Hacker motives for targeting vSphere come down to the immense disruption an ESXi hack can cause along with systemic security weaknesses underlying the technology. Mandiant said it has observed “a distinct trend” of corporations repatriating critical workloads from public clouds to on-premise vSphere environments stemming partially form demands for more operational oversight.
But upgrading hypervisors can be difficult and expensive, allowing hackers to exploit known but unpatched vulnerabilities. VMWare’s proprietary hypervisor prevents integration with endpoint detection and response. The company’s vCenter Server software platform doesn’t necessarily integrate well into security information and event management platforms. As security firm Sophos wrote in 2024, the bar for a successful attack against an ESXi host is far lower than the actual virtual machine itself. “Why deal with EDR, and potentially even MDR (managed detection and response), by attacking the VMs themselves, when you can just duck all those protections and target the underlying, insecurely configured host?”
Integration with Active Directory adds a yet another layer of insecurity, Mandiant said, due to ESXI’s lack of multifactor authentication support for Active Directory users. “Domain joining exposes critical hypervisor access to single-factor password-based authentication,” it warned.
Scattered Spider’s insight has been that social engineering its way into Active Directory gives it an “avenue to exfiltrate data and deploy ransomware directly from the hypervisor,” Mandiant said. And unlike traditional ransomware deployments, Scattered Spider is moving from penetrating Active Directory to deploying crypto-locking malware within hours.
Mandiant separately advised enterprises not to join ESXi hosts directly to Active Directory. “Manage all host access exclusively through vCenter roles and permissions. This drastically reduces the attack surface,” it said.
After gaining initial access, Scattered Spider hackers look for Active Directory security groups such as “vSphere Admins” or “ESX Admins” that have administrative rights. Finding such a group can lead to a second social engineering attack in which the attacker impersonates a privileged user asking for a password reset.
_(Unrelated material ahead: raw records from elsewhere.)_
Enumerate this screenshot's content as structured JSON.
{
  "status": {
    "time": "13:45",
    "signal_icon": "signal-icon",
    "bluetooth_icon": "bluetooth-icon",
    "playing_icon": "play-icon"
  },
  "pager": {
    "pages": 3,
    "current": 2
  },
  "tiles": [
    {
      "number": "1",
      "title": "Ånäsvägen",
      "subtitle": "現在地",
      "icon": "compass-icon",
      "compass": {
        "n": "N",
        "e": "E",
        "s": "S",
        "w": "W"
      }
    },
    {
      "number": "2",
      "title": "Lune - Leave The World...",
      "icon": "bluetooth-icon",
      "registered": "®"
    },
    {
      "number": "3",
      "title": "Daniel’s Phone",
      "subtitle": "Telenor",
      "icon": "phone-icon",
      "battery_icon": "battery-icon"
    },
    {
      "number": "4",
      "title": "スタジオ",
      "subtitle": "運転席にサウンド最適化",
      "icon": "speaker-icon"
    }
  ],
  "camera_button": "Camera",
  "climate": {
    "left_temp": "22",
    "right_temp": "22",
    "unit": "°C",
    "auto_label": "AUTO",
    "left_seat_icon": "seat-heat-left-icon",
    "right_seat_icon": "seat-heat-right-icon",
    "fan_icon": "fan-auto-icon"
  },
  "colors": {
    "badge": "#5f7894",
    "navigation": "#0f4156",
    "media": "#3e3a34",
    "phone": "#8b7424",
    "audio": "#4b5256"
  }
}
Armed with a password, a lack of multifactor authentication particularly helps hackers to obtain and maintain root access to the virtual environment.
“Scattered Spider’s shift to targeting VMware vSphere represents a broader trend,” said Dave Spencer, director of technical product management at Immersive. “This is why it’s critical that virtualization software is not domain-joined, and why administrators should not access these systems from their day-to-day accounts. Instead, they should be using privileged access workstations.”
Mandiant recommended a slew of security upgrades to prevent Scattered Spider attacks in including implementing phishing-resisttant MFA for vCenter and enabling remote logging for ESXi and vCenter. Ultimately, companies will have to make a choice, Mandiant said.
“The evolution of the threat landscape, particularly the direct targeting of the hypervisor layer which bypasses traditional endpoint defenses, necessitates a fundamental shift in how vSphere security is approached.”